Personne n’ira lui compter les poux sur la tête. Aucun journaliste n’ira mesurer sa représentativité au nombre, immense, de personnes qui se sont mobilisées à son appel cette semaine. C’est comme si leur faiblesse numérique était gage de son influence. Comme lorsqu’il troqua la casquette de porte-parole des « entrepreneurs de France » pour celle de porte-voix de la mince couche oligarchique qui y est le plus lourdement assujettie en réclamant la suppression de l’ISF. On peut penser d’ailleurs que c’est son statut de membre de l’oligarchie qui vaut à Pierre Gattaz ce dialogue institutionnel privilégié avec l’Elysée et Matignon.
La position de Gattaz, nouvel homme fort de la droite, est révélatrice de ces périodes où la politique est devenue une sphère vide de sens. Traditionnellement, les plus riches faisaient porter leurs intérêts sociaux par d’autres, généralement à droite, qui pouvaient les habiller d’intérêt national. Avec Gattaz ils apparaissent dans leur crue nudité. Mais il faut dire que l’avidité des puissants a été décrétée comme légitime. Ainsi c’est Gattaz qui porte maintenant cette revendication historique de la droite et de l’extrême droite.
C’est un échec pour Nicolas Sarkozy et pour le Congrès du FN. Et l’un et l’autre sont vécus comme inutiles voire contreperformants pour se faire les porte-paroles des intérêts de l’oligarchie. Il faut dire que Gattaz offre lui le vernis d’un entrepreneur « de terrain » même si ce statut n’est en fait guère compatible avec la fonction, bénévole et à temps plein, de président du MEDEF.

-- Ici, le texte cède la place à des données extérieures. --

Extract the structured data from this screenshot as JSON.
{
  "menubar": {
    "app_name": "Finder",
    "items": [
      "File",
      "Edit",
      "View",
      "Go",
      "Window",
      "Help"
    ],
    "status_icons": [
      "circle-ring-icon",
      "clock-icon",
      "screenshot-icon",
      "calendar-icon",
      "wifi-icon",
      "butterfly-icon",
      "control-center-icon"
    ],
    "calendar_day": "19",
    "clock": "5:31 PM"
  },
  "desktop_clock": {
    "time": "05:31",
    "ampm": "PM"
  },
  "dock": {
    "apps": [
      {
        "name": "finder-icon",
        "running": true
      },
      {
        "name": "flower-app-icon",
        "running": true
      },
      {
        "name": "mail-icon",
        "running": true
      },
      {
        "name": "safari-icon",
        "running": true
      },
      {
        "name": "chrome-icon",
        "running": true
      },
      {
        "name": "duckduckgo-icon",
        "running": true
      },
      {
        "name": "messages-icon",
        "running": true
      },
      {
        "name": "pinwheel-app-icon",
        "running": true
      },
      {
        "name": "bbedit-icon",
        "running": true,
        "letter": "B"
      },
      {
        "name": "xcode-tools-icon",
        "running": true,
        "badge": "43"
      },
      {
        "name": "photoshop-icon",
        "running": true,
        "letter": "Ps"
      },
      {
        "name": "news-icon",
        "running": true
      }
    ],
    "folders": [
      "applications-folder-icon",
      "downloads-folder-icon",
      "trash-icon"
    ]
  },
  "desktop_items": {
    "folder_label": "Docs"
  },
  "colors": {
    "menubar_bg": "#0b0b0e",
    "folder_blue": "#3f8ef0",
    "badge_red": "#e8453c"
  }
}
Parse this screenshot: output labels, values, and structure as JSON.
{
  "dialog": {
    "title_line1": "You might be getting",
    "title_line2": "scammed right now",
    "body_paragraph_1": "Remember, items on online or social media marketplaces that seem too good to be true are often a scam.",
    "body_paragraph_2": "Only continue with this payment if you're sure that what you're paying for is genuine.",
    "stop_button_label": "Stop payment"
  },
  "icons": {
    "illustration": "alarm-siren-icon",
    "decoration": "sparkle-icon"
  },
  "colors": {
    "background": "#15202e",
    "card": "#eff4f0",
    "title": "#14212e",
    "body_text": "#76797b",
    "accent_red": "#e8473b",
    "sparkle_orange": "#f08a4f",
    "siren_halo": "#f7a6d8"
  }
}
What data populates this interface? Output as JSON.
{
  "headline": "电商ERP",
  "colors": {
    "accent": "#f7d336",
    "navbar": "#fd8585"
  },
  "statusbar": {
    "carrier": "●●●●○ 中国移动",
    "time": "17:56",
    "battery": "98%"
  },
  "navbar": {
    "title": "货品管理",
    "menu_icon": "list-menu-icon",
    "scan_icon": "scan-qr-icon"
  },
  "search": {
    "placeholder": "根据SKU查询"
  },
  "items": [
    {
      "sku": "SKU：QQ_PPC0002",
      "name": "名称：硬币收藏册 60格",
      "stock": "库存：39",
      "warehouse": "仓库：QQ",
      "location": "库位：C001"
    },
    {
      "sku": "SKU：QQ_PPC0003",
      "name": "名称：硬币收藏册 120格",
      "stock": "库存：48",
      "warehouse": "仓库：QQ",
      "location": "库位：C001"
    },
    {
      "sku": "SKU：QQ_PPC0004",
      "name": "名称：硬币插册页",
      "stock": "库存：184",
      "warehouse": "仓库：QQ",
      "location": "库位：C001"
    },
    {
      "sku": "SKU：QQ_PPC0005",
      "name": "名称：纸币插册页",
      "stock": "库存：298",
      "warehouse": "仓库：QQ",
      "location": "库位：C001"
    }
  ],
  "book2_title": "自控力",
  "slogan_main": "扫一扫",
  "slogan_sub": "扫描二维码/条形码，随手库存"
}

Toujours est-il que cette volonté de « faire soi-même » est un puissant moteur de la révolution citoyenne. L’état d’exaspération qui règne, même à droite, contre les porte-parole traditionnels de leur camp, doit nous faire réfléchir. L’heure est à repenser la représentation politique comme l’ont fait en premier les jacobins. Tant celle-ci est malgré tout nécessaire. La révocabilité permet par exemple de repenser la responsabilité des élus. Il faudra aller dans cette voie. Une tâche pleinement aux dimensions d’une assemblée Constituante.